Hannah s'éveilla en sursaut et regarda autour d'elle furtivement, hors d'haleine. Où était-elle ? Quels étaient ces murs bleu pâle, quel était ce lit aux draps inconnus ? Puis ses yeux se posèrent sur sa malle entrouverte en face d'elle, et elle poussa un soupir de soulagement. Le voyage... tout allait bien. Elle se redressa ; son premier réflexe aurait été de tirer la cordelette à sa droite pour que Anne lui apporte son petit-déjeuner. Elle sourit en s'étirant ; un an à peine lui avait suffi pour que les habitudes de la vie au palais s'ancrent profondément en elle. Impératrice ou pas, dans une auberge de campagne, elle serait bien obligée de descendre si elle voulait manger, peu importe son état de fainéantise matinale. Elle se leva et partit s'habiller dans sa salle d'eau.

Un petit quart d'heure plus tard, elle descendait l'escalier jusqu'à une table éloignée de la salle de bar joliment recouverte d'une nappe à carreaux rouges et blancs. La patronne, une brave femme en tablier couleur crème, toute heureuse de l'honneur que lui faisait sa souveraine de séjourner chez elle, vint saluer et lui apporta une assiette de toasts et de la marmelade d'orange. Elle lui servit un thé bouillant dans les règles de l'art avant de s'éclipser en une révérence légèrement maladroite. Hannah la remercia d'un signe de tête et d'un sourire puis attaqua son repas à pleine dents. Le pain croustilla dans sa bouche et l'acidité couverte par le sucre de la marmelade lui apportèrent tout le réconfort dont elle avait besoin. La journée s'annonçait fort belle ; c'était un agréable présage.

Bientôt tout la compagnie qui séjournait dans l'auberge fut sur pied et nourrie ; et ils allèrent quérir ceux de chez La Bourrue, qui paraissaient beaucoup moins frais et ayant beaucoup moins bien dormi.
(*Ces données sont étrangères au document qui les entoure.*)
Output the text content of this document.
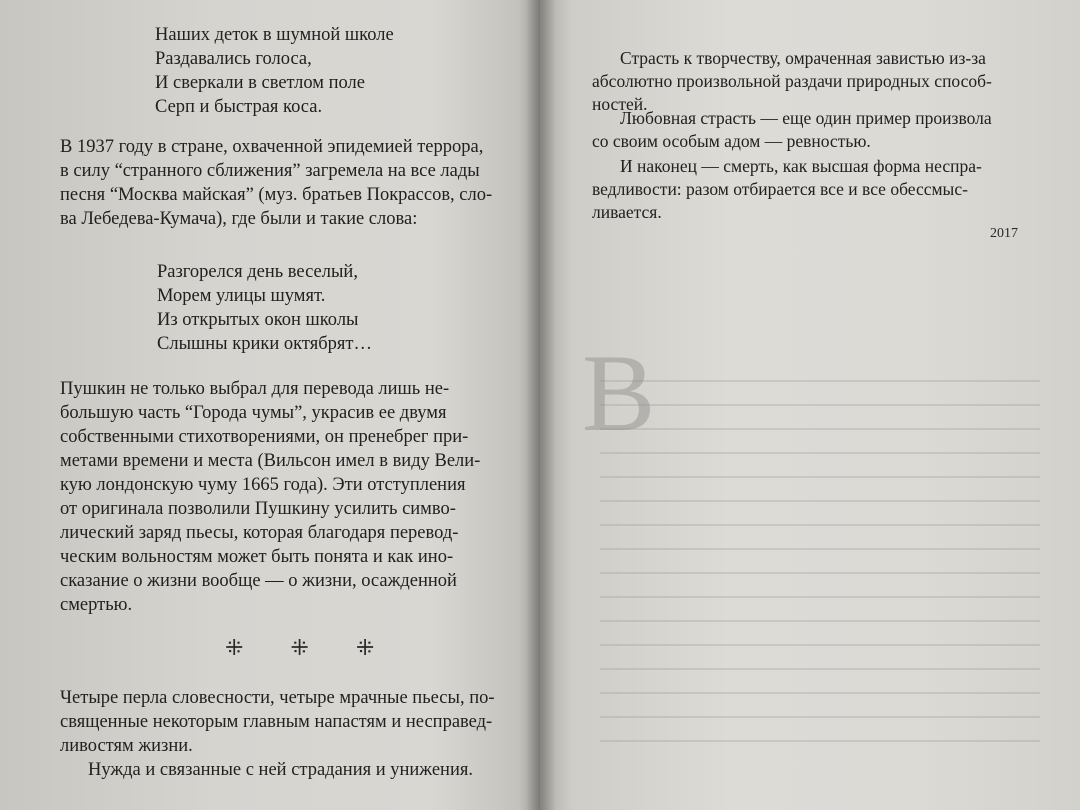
В
Наших деток в шумной школе
Раздавались голоса,
И сверкали в светлом поле
Серп и быстрая коса.
В 1937 году в стране, охваченной эпидемией террора,
в силу “странного сближения” загремела на все лады
песня “Москва майская” (муз. братьев Покрассов, сло-
ва Лебедева-Кумача), где были и такие слова:
Разгорелся день веселый,
Морем улицы шумят.
Из открытых окон школы
Слышны крики октябрят…
Пушкин не только выбрал для перевода лишь не-
большую часть “Города чумы”, украсив ее двумя
собственными стихотворениями, он пренебрег при-
метами времени и места (Вильсон имел в виду Вели-
кую лондонскую чуму 1665 года). Эти отступления
от оригинала позволили Пушкину усилить симво-
лический заряд пьесы, которая благодаря перевод-
ческим вольностям может быть понята и как ино-
сказание о жизни вообще — о жизни, осажденной
смертью.
⁜ ⁜ ⁜
Четыре перла словесности, четыре мрачные пьесы, по-
священные некоторым главным напастям и несправед-
ливостям жизни.
Нужда и связанные с ней страдания и унижения.
Страсть к творчеству, омраченная завистью из-за
абсолютно произвольной раздачи природных способ-
ностей.
Любовная страсть — еще один пример произвола
со своим особым адом — ревностью.
И наконец — смерть, как высшая форма неспра-
ведливости: разом отбирается все и все обессмыс-
ливается.
2017
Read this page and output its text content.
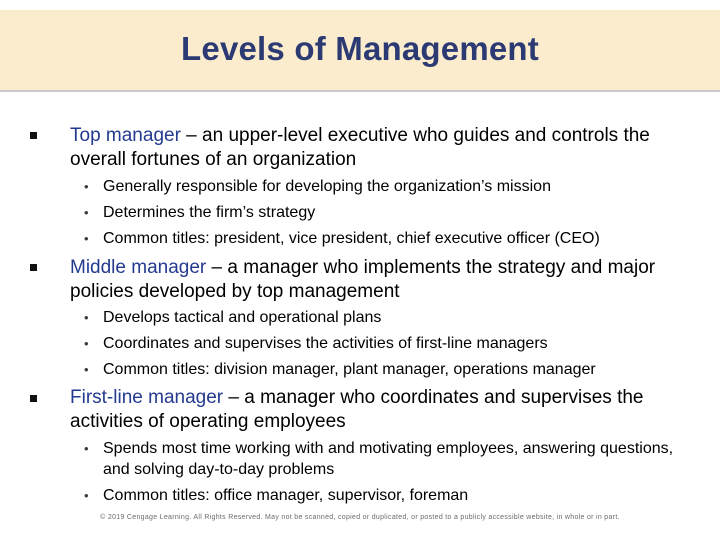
Levels of Management
Top manager – an upper-level executive who guides and controls the overall fortunes of an organization
• Generally responsible for developing the organization’s mission
• Determines the firm’s strategy
• Common titles: president, vice president, chief executive officer (CEO)
Middle manager – a manager who implements the strategy and major policies developed by top management
• Develops tactical and operational plans
• Coordinates and supervises the activities of first-line managers
• Common titles: division manager, plant manager, operations manager
First-line manager – a manager who coordinates and supervises the activities of operating employees
• Spends most time working with and motivating employees, answering questions, and solving day-to-day problems
• Common titles: office manager, supervisor, foreman
© 2019 Cengage Learning. All Rights Reserved. May not be scanned, copied or duplicated, or posted to a publicly accessible website, in whole or in part.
Ils avaient déjà parcouru la moitié de la route, ils n'étaient pas pressés ; aussi prirent-ils le temps de passer saluer le maire à l'hôtel de ville, qui les reçut grandement avec force de poignée de mains et de cafés ; après quoi ils firent le tour des établissements renommés de la bourgade et de ses coquettes petites boutiques le long de la grand-rue. Vers midi ils déjeunèrent fort bien d'une omelette au beurre et aux champignons à la terrasse d'un restaurant très agréable ; puis ils se mirent en route. Spontanément, tous reprirent la même place dans le fourgon. Hannah continua à regarder par la fenêtre quand les chevaux partirent au galop ; et Lii reprit sa broderie. Derrière elle, Judi parlait doucement avec Kass, et elles riaient de bon cœur, la chevelure rousse et le teint pâle de l'une contrastant avec les courts cheveux noirs et la peau chocolat de sa voisine. De l'autre côté de l'allée, Östark et Makss retrouvaient une amitié perdue, tout comme Praag et Nitjzki derrière eux. L'ambiance dans l'immense fourgon était aux retrouvailles et à la bonne humeur ; il ne faisait pas trop chaud et le voyage s'annonçait une fois encore des plus agréables. Ce n'était que le second jour ; mais tout se passait toujours si bien que l'objectif premier de l'expédition ainsi que la catastrophe qui les avait frappés quittaient peu à peu l'esprit des XXIs. Hannah s'en rendait bien compte, mais elle ne disait rien. Elle attendait, telle un terrible philosophe, que les malheurs s'abattent à nouveau sur leur tête, car elle savait qu'ils arriveraient immanquablement. Elle attendait donc, silencieuse, son terrible regard perdu dans les campagnes que le soleil du début d'après-midi irradiait.

***

Il faisait déjà nuit quand ils arrivèrent à Blacksmith Bridge. La ville cette fois était plus petite encore ; et surtout elle n'était qu'à moitié inconnue aux voyageurs. En effet les Fuyards la connaissaient même fort bien pour être l'endroit où ils avaient non seulement rencontré Caïrn, Ahrel et Kass, mais aussi pour être le lieu habité le plus proche de la Rétine, là où ils s'étaient fournis tant de fois en vivres et en tissus. Quant à Hannah, si c'était la première fois qu'elle contemplait de ses propres yeux la bourgade qu'une rivière traversait à l'est, en revanche cet endroit restait à jamais gravé dans sa mémoire tel une ombre noire qui la hantait pour lui rappeler ce qu'elle avait vécu.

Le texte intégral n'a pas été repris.